The two countries are at the forefront in the fight against war crimes committed in the country, pushing the issues despite the challenges involved, Human Rights Watch notes.
The latest case to reach court in Sweden was a 32-year-old man who was sentenced to eight months in prison in September for violations of international law in Syria. The man, who had fought for the Syrian army, allowed himself to be photographed posing with dead or severely injured people.
The crime was committed near Damascus in January 2014. The 32-year-old came to Sweden in 2015 in order to seek asylum, but police became aware of him after a member of the public tipped them off about the photographs.
In the Human Rights Watch report, 50 officials are interviewed who worked on legal cases in Sweden and Germany are interviewed, as well as 45 Syrian refugees living in the countries.
"Both countries have both experience, strong laws and legal systems, and well-functioning units who work with work crimes," Maria Elena Vignoli explained in the report.
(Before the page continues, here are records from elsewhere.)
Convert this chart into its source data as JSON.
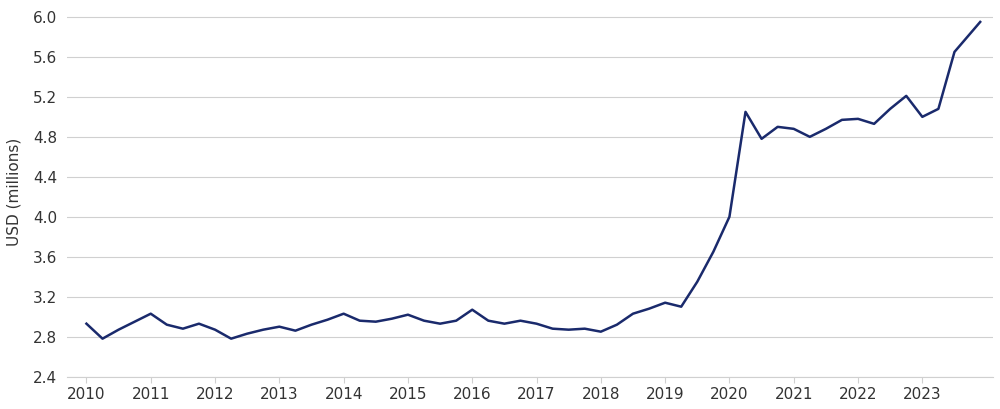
{
  "x": [
    2010.0,
    2010.25,
    2010.5,
    2010.75,
    2011.0,
    2011.25,
    2011.5,
    2011.75,
    2012.0,
    2012.25,
    2012.5,
    2012.75,
    2013.0,
    2013.25,
    2013.5,
    2013.75,
    2014.0,
    2014.25,
    2014.5,
    2014.75,
    2015.0,
    2015.25,
    2015.5,
    2015.75,
    2016.0,
    2016.25,
    2016.5,
    2016.75,
    2017.0,
    2017.25,
    2017.5,
    2017.75,
    2018.0,
    2018.25,
    2018.5,
    2018.75,
    2019.0,
    2019.25,
    2019.5,
    2019.75,
    2020.0,
    2020.25,
    2020.5,
    2020.75,
    2021.0,
    2021.25,
    2021.5,
    2021.75,
    2022.0,
    2022.25,
    2022.5,
    2022.75,
    2023.0,
    2023.25,
    2023.5,
    2023.9
  ],
  "y": [
    2.93,
    2.78,
    2.87,
    2.95,
    3.03,
    2.92,
    2.88,
    2.93,
    2.87,
    2.78,
    2.83,
    2.87,
    2.9,
    2.86,
    2.92,
    2.97,
    3.03,
    2.96,
    2.95,
    2.98,
    3.02,
    2.96,
    2.93,
    2.96,
    3.07,
    2.96,
    2.93,
    2.96,
    2.93,
    2.88,
    2.87,
    2.88,
    2.85,
    2.92,
    3.03,
    3.08,
    3.14,
    3.1,
    3.35,
    3.65,
    4.0,
    5.05,
    4.78,
    4.9,
    4.88,
    4.8,
    4.88,
    4.97,
    4.98,
    4.93,
    5.08,
    5.21,
    5.0,
    5.08,
    5.65,
    5.95
  ],
  "line_color": "#1a2a6c",
  "line_width": 1.8,
  "ylabel": "USD (millions)",
  "ylim": [
    2.4,
    6.1
  ],
  "yticks": [
    2.4,
    2.8,
    3.2,
    3.6,
    4.0,
    4.4,
    4.8,
    5.2,
    5.6,
    6.0
  ],
  "xticks": [
    2010,
    2011,
    2012,
    2013,
    2014,
    2015,
    2016,
    2017,
    2018,
    2019,
    2020,
    2021,
    2022,
    2023
  ],
  "xlim": [
    2009.7,
    2024.1
  ],
  "grid_color": "#d0d0d0",
  "background_color": "#ffffff",
  "tick_label_fontsize": 11,
  "ylabel_fontsize": 11
}
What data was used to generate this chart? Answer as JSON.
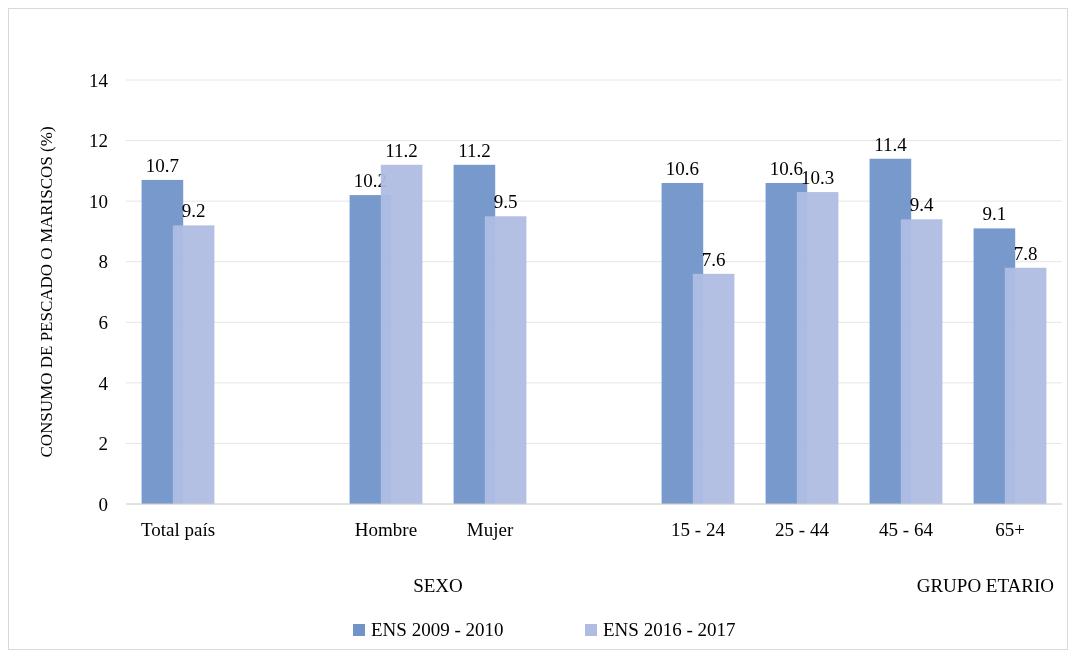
{
  "chart_data": {
    "type": "bar",
    "ylabel": "CONSUMO DE PESCADO O MARISCOS (%)",
    "categories": [
      "Total país",
      null,
      "Hombre",
      "Mujer",
      null,
      "15 - 24",
      "25 - 44",
      "45 - 64",
      "65+"
    ],
    "series": [
      {
        "name": "ENS 2009 - 2010",
        "color": "#7094c8",
        "values": [
          10.7,
          null,
          10.2,
          11.2,
          null,
          10.6,
          10.6,
          11.4,
          9.1
        ]
      },
      {
        "name": "ENS 2016 - 2017",
        "color": "#afbde2",
        "values": [
          9.2,
          null,
          11.2,
          9.5,
          null,
          7.6,
          10.3,
          9.4,
          7.8
        ]
      }
    ],
    "ylim": [
      0,
      14
    ],
    "yticks": [
      0,
      2,
      4,
      6,
      8,
      10,
      12,
      14
    ],
    "grid": "y",
    "legend": "bottom",
    "data_labels": true,
    "annotations": [
      "SEXO",
      "GRUPO ETARIO"
    ]
  }
}
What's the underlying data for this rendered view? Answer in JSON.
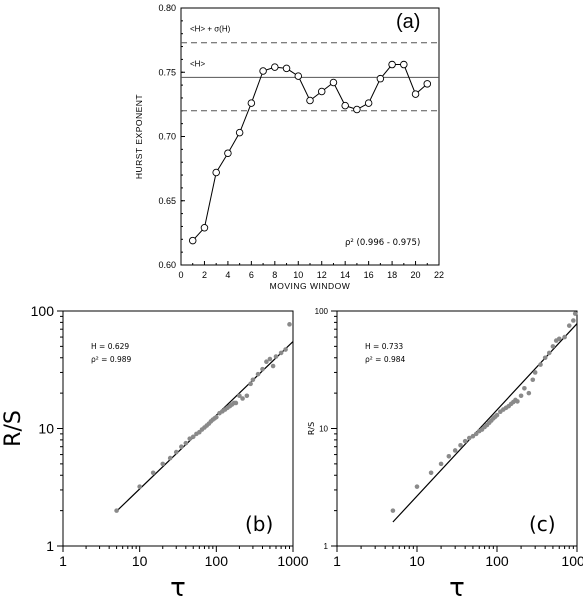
{
  "chart_data": [
    {
      "type": "line",
      "panel_label": "(a)",
      "xlabel": "MOVING WINDOW",
      "ylabel": "HURST EXPONENT",
      "xlim": [
        0,
        22
      ],
      "ylim": [
        0.6,
        0.8
      ],
      "x_ticks": [
        0,
        2,
        4,
        6,
        8,
        10,
        12,
        14,
        16,
        18,
        20,
        22
      ],
      "x_tick_labels": [
        "0",
        "2",
        "4",
        "6",
        "8",
        "10",
        "12",
        "14",
        "16",
        "18",
        "20",
        "22"
      ],
      "y_ticks": [
        0.6,
        0.65,
        0.7,
        0.75,
        0.8
      ],
      "y_tick_labels": [
        "0.60",
        "0.65",
        "0.70",
        "0.75",
        "0.80"
      ],
      "x": [
        1,
        2,
        3,
        4,
        5,
        6,
        7,
        8,
        9,
        10,
        11,
        12,
        13,
        14,
        15,
        16,
        17,
        18,
        19,
        20,
        21
      ],
      "y": [
        0.619,
        0.629,
        0.672,
        0.687,
        0.703,
        0.726,
        0.751,
        0.754,
        0.753,
        0.747,
        0.728,
        0.735,
        0.742,
        0.724,
        0.721,
        0.726,
        0.745,
        0.756,
        0.756,
        0.733,
        0.741
      ],
      "reference_lines": [
        {
          "label": "<H> + σ(H)",
          "y": 0.773,
          "style": "dashed"
        },
        {
          "label": "<H>",
          "y": 0.746,
          "style": "solid"
        },
        {
          "label": "",
          "y": 0.72,
          "style": "dashed"
        }
      ],
      "annotation": "ρ² (0.996 - 0.975)"
    },
    {
      "type": "scatter",
      "panel_label": "(b)",
      "xlabel": "τ",
      "ylabel": "R/S",
      "x_scale": "log",
      "y_scale": "log",
      "xlim": [
        1,
        1000
      ],
      "ylim": [
        1,
        100
      ],
      "x_tick_labels": [
        "1",
        "10",
        "100",
        "1000"
      ],
      "y_tick_labels": [
        "1",
        "10",
        "100"
      ],
      "annotations": [
        "H = 0.629",
        "ρ² = 0.989"
      ],
      "fit_line": {
        "x": [
          5,
          1000
        ],
        "y": [
          1.98,
          55
        ]
      },
      "points": {
        "x": [
          5,
          10,
          15,
          20,
          25,
          30,
          35,
          40,
          45,
          50,
          55,
          60,
          65,
          70,
          75,
          80,
          85,
          90,
          95,
          100,
          110,
          120,
          130,
          140,
          150,
          160,
          170,
          180,
          200,
          220,
          250,
          280,
          300,
          350,
          400,
          450,
          500,
          550,
          600,
          700,
          800,
          900
        ],
        "y": [
          2.0,
          3.2,
          4.2,
          5.0,
          5.6,
          6.3,
          7.0,
          7.5,
          8.2,
          8.5,
          9.0,
          9.3,
          9.8,
          10.2,
          10.6,
          11.0,
          11.5,
          11.9,
          12.2,
          12.5,
          13.5,
          14.0,
          14.5,
          15.0,
          15.5,
          16.0,
          16.5,
          16.5,
          19.0,
          18.0,
          19.0,
          24.0,
          26.0,
          29.0,
          32.0,
          37.0,
          39.0,
          34.0,
          41.0,
          44.0,
          47.0,
          77.0
        ]
      }
    },
    {
      "type": "scatter",
      "panel_label": "(c)",
      "xlabel": "τ",
      "ylabel": "R/S",
      "x_scale": "log",
      "y_scale": "log",
      "xlim": [
        1,
        1000
      ],
      "ylim": [
        1,
        100
      ],
      "x_tick_labels": [
        "1",
        "10",
        "100",
        "1000"
      ],
      "y_tick_labels": [
        "1",
        "10",
        "100"
      ],
      "annotations": [
        "H = 0.733",
        "ρ² = 0.984"
      ],
      "fit_line": {
        "x": [
          5,
          1000
        ],
        "y": [
          1.6,
          78
        ]
      },
      "points": {
        "x": [
          5,
          10,
          15,
          20,
          25,
          30,
          35,
          40,
          45,
          50,
          55,
          60,
          65,
          70,
          75,
          80,
          85,
          90,
          95,
          100,
          110,
          120,
          130,
          140,
          150,
          160,
          170,
          180,
          200,
          220,
          250,
          280,
          300,
          350,
          400,
          450,
          500,
          550,
          600,
          700,
          800,
          900,
          950
        ],
        "y": [
          2.0,
          3.2,
          4.2,
          5.0,
          5.8,
          6.5,
          7.2,
          7.8,
          8.3,
          8.6,
          9.0,
          9.5,
          9.8,
          10.3,
          10.7,
          11.2,
          11.7,
          12.2,
          12.6,
          13.0,
          13.9,
          14.5,
          15.0,
          15.5,
          16.2,
          16.8,
          17.5,
          17.0,
          19.0,
          22.0,
          20.0,
          26.0,
          30.0,
          35.0,
          40.0,
          44.0,
          50.0,
          56.0,
          58.0,
          60.0,
          75.0,
          83.0,
          95.0
        ]
      }
    }
  ]
}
But more could still be done. Sweden and Germany have together received the majority of requests for residence permits from Syrians fleeing to Europe, and far from everyone knows it’s possible to report a crime that occurred in Sweden to police here in Europe. More resources and work are needed to reach refugees who may have suffered war crimes, the report warned.
"An example is translations of important information about cases to the relevant language, and using social media which is an easy way to get to refugees," Vignoli said.